The Broader Implications and Future Concerns
The case of Teixeira Cândido and the continued proliferation of commercial spyware like 'Predator' highlight the urgent need for greater regulation and oversight of this industry. Donncha Ó Cearbhaill, head of the security lab at Amnesty International, emphasizes the scale of the problem: “We’ve now seen confirmed abuses in Angola, Egypt, Pakistan, Greece, and beyond — and for every case we uncover, many more abuses surely remain hidden.”
The current regulatory landscape is inadequate to address the challenges posed by commercial spyware. Governments must work together to establish clear rules governing the development, sale, and deployment of these technologies. This includes:
- Strengthening export controls: Preventing the sale of spyware to governments with poor human rights records.
- Increasing transparency: Requiring companies to disclose information about their customers and the intended use of their technology.

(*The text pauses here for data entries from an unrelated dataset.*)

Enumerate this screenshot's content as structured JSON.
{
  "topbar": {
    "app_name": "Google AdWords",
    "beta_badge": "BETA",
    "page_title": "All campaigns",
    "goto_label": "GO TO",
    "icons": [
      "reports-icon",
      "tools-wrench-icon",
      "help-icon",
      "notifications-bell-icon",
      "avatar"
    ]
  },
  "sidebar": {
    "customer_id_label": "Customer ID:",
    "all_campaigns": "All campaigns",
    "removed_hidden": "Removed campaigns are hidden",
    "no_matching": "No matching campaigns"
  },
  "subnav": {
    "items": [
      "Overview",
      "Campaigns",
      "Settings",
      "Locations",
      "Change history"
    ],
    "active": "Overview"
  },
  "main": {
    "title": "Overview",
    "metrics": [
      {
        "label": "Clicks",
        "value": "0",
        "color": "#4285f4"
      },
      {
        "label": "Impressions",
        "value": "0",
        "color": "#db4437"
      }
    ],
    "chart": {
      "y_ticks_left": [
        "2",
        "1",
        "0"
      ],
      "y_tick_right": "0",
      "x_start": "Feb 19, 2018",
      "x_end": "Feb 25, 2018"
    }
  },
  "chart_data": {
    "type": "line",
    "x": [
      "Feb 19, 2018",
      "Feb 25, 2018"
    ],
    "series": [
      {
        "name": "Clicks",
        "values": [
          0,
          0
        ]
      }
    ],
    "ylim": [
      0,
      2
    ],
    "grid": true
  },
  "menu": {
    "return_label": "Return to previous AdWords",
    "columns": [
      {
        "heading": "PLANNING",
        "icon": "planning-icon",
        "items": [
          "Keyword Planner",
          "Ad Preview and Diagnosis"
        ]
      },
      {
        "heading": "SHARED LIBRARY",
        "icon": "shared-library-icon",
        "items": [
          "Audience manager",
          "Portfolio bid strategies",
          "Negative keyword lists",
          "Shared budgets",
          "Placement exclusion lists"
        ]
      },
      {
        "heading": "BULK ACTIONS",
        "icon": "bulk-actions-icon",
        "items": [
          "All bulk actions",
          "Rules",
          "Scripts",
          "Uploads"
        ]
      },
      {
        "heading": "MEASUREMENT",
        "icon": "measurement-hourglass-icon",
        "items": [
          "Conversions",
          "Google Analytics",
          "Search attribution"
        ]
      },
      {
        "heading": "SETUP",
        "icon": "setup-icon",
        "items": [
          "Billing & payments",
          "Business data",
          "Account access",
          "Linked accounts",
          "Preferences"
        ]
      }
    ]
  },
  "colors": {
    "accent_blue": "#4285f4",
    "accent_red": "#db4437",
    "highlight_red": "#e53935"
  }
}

- Holding companies accountable: Imposing sanctions on companies that knowingly sell spyware to governments that abuse it.
- Supporting independent research: Funding investigations into the use of commercial spyware and its impact on human rights.
The Angolan journalist hacking incident serves as a stark reminder of the threats posed by unchecked surveillance technology. Protecting journalists, activists, and ordinary citizens from these abuses requires a concerted effort from governments, civil society organizations, and the technology industry. The future of digital freedom and human rights depends on it. The ongoing debate surrounding Intellexa and similar companies, as reported by GearTech and other leading tech news sources, will undoubtedly shape the future of this critical issue.